Изменить стиль страницы

О, я знаю, ты помнишь меня! Должен помнить! Невозможно, чтобы ты забыл меня! Ведь я собрала всю силу своей воли, весь огонь своей страсти, все чары своей души и тела, чтобы навеки, неизгладимыми буквами вписаться в твою память. Как хороший режиссер, я брала в помощь себе все, что было под рукой: солнце и лес, пурпур восхода, волшебство полудня и меланхолию вечера. Рассказы отца и шум леса. Рев бури и тихий шепоток дружеской беседы. Все, все это было аксессуарами, декорацией для моей роли, которую я, хотела сыграть перед тобой, чтобы оставить в твоей душе неизгладимое, незабываемое, художественное впечатление, такое впечатление, где иллюзия ни на волосок не отличалась бы от самой поэтичной реальности. Ха, ха, ха, господин художник, благодарен ты мне за мою роль?»

* * *

Хватит читать! Этого достаточно!

Что ты, как ворона, дерешь глотку своим непрестанным: «а помнишь? а помнишь?» И сама знаешь, что помню. Но, пожалуй, не знаешь, как помню. Аккуратненько собрал все воспоминания, как прах покойника после кремации, сложил их в драгоценную мраморную урну и поставил в дальнем углу своего сердца. Пускай стоит, пускай будет украшением, а не помехой в жизни.

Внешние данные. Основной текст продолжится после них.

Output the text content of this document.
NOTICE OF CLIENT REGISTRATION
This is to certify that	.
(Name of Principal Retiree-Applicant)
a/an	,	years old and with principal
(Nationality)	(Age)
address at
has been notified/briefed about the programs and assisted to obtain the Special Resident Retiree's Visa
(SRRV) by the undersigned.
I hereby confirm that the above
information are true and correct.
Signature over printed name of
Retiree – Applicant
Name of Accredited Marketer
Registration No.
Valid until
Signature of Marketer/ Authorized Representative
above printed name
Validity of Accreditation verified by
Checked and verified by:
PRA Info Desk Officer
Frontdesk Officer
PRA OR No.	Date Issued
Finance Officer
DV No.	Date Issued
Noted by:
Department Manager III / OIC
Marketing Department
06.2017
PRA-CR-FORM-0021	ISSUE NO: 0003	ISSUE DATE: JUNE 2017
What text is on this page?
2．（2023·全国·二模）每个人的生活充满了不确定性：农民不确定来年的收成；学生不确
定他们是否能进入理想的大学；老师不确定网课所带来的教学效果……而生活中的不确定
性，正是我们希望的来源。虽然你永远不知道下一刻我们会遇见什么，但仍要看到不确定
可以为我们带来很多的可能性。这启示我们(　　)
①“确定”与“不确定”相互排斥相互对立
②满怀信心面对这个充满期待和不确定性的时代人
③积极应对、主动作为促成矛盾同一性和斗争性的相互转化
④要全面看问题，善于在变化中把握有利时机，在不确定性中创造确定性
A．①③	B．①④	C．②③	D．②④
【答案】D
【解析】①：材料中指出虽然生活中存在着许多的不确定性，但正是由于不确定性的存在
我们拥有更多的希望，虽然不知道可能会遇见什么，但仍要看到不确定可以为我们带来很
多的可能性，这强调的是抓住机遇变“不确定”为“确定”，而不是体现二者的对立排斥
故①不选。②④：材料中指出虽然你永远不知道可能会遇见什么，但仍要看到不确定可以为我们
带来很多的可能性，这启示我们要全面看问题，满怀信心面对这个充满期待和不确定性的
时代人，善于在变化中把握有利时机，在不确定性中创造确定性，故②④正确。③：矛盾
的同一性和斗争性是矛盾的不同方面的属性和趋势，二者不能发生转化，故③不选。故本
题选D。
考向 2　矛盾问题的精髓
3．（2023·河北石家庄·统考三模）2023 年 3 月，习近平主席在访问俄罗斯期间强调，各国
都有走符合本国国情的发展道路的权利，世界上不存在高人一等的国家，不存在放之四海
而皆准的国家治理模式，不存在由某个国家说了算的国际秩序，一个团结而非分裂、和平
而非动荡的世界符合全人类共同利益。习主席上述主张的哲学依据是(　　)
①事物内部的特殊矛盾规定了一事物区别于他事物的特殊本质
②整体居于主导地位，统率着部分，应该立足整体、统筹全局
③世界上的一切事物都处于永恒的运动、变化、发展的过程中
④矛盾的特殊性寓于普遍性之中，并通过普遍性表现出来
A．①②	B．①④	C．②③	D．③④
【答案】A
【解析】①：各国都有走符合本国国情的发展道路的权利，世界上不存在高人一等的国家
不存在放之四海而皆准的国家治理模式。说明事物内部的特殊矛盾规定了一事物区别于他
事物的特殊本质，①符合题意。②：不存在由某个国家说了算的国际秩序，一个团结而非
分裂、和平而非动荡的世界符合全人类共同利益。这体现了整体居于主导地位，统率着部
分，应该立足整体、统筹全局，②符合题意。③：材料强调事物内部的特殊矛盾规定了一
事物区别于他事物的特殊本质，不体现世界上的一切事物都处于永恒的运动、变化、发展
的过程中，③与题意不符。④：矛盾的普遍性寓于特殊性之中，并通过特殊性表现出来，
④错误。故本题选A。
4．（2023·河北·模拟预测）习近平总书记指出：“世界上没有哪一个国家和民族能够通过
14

А ты из дальних краев протягиваешь свою бесовскую руку, возвышаешь свой вороний голос, вытаскиваешь эту урну из глубокого закоулка души, открываешь и перебираешь косточку за косточкой, одеваешь их плотью и кожей, пополняешь кровью и соками и насыщаешь своим огненным, бесовским дыханием. Да еще хохочешь, как дьяволица, и показываешь мне эти образы, и выкрикиваешь каждую минуту свое ненавистное: «Ты помнишь меня? Это я была!»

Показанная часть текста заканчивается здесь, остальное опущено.